We examined the functional relationship between the properties of the musculoskeletal system of the shoulder and the locomotor behavior in the vertical clinger and leaper C. pygmaea and in S. imperator, a species that prefers horizontal locomotion. Despite the acknowledged limitations, the following conclusions can tentatively be drawn. Compared to S. imperator, C. pygmaea has muscles that are relatively small in volume. A low muscle mass might be advantageous for the long episodes of clinging to tree trunks involved in exudate feeding. The shoulder muscles of S. imperator, however, due to its relatively larger volume, are suited for the generation of larger forces. This might be beneficial for leaping from terminal branches that also involve the generation of thrust in the forelimbs. Although the moment arms do not differ very much between the two species, our results demonstrate that the preferred locomotor mode is reflected in the properties of the musculoskeletal system.

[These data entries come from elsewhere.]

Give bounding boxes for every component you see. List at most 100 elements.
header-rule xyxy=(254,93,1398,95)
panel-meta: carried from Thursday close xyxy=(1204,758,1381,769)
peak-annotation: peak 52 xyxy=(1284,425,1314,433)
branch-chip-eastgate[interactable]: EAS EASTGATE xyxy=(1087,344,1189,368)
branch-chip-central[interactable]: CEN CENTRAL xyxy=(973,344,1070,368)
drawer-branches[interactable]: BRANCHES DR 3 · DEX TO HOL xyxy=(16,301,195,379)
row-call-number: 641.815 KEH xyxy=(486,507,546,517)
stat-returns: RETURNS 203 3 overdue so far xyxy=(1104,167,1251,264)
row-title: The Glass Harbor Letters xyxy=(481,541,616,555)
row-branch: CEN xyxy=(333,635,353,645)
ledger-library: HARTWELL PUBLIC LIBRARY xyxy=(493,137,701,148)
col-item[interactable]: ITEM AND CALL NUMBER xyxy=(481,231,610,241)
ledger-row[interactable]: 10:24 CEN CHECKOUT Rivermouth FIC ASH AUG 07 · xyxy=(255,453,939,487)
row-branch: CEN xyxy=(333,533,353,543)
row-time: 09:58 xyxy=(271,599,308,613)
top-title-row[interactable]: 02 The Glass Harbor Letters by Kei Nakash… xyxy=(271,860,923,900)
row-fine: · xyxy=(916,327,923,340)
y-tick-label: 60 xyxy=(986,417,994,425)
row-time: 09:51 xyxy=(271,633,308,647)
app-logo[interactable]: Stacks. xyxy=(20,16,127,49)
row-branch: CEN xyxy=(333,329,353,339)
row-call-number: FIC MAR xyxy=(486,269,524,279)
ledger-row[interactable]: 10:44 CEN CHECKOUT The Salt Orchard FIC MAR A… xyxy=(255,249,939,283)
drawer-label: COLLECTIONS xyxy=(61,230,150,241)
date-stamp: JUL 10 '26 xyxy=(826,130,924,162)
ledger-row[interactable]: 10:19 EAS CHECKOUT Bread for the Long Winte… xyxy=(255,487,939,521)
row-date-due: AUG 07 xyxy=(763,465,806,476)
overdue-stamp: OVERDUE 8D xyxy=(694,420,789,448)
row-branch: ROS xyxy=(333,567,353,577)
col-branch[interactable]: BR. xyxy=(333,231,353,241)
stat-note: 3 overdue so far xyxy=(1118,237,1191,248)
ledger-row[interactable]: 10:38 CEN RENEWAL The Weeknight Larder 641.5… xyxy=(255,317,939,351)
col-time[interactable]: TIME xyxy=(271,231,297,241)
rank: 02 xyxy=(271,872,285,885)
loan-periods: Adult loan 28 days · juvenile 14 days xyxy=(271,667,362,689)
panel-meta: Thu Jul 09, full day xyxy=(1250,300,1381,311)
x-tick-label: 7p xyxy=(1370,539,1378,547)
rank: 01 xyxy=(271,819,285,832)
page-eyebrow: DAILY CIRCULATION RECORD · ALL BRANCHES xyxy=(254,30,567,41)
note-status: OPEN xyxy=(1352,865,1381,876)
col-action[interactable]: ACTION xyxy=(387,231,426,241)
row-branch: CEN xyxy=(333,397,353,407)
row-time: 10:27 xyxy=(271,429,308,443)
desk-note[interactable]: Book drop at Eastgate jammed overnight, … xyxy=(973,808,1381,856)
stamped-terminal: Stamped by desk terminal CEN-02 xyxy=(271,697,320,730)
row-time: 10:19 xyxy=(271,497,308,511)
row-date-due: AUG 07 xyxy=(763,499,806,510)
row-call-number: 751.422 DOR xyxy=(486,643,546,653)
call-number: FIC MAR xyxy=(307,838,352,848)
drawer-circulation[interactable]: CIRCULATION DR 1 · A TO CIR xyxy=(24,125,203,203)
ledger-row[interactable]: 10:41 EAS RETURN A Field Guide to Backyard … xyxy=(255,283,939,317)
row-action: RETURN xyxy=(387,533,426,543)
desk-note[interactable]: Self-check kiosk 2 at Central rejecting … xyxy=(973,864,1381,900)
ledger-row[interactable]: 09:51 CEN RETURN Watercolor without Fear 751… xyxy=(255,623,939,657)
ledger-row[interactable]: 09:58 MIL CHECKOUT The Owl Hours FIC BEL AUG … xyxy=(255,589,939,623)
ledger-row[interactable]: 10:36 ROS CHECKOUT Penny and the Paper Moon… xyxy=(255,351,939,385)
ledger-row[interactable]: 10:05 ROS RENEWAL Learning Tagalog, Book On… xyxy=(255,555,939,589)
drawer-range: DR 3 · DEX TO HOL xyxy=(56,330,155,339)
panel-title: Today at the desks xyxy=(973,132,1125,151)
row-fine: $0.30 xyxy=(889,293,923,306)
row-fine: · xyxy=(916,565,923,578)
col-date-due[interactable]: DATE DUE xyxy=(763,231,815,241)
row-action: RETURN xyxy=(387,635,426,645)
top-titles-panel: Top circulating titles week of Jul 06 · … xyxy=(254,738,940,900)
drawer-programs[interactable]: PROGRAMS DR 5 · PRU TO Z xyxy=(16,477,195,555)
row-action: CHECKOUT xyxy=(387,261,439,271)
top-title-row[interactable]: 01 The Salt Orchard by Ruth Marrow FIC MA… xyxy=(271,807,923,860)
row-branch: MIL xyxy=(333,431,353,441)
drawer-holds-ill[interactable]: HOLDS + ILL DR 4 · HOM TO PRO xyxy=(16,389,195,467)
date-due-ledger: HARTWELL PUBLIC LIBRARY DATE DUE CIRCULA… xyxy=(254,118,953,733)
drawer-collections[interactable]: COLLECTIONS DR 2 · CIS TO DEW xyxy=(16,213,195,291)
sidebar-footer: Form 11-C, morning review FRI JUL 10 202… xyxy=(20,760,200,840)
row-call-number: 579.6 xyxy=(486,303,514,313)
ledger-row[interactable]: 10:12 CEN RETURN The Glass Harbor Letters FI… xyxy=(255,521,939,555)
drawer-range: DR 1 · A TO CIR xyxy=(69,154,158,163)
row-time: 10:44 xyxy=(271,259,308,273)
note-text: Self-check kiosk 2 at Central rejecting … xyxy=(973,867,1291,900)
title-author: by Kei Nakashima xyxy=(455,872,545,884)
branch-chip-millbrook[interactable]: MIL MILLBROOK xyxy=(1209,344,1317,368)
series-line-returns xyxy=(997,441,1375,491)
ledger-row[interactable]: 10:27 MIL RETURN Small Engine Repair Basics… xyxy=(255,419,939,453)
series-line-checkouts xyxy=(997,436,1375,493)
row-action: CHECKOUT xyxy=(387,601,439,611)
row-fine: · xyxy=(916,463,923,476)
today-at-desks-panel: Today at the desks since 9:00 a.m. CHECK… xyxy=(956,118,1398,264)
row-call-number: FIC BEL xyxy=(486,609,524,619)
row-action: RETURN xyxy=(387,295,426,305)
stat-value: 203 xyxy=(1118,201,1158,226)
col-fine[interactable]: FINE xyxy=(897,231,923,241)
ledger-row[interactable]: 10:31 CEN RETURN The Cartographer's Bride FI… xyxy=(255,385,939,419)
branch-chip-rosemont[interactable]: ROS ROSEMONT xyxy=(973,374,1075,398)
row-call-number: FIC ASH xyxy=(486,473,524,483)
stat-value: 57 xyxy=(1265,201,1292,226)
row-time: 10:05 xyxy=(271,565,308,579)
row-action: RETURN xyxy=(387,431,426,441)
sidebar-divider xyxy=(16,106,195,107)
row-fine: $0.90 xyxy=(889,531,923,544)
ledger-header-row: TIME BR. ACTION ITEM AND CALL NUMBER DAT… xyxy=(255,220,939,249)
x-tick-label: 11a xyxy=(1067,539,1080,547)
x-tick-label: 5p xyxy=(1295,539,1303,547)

Since thrust for the jump is largely generated by the muscles of the hind limbs (Marchi et al. 2018), studies of the hind limb muscles and the length and orientation of the muscle fibers would be of great interest and could provide information about the functional differentiation of fore- and hindlimbs in arboreal locomotion. An examination of additional callitrichid primate species could yield improved insight into the morphofunctional adaptations within the clade.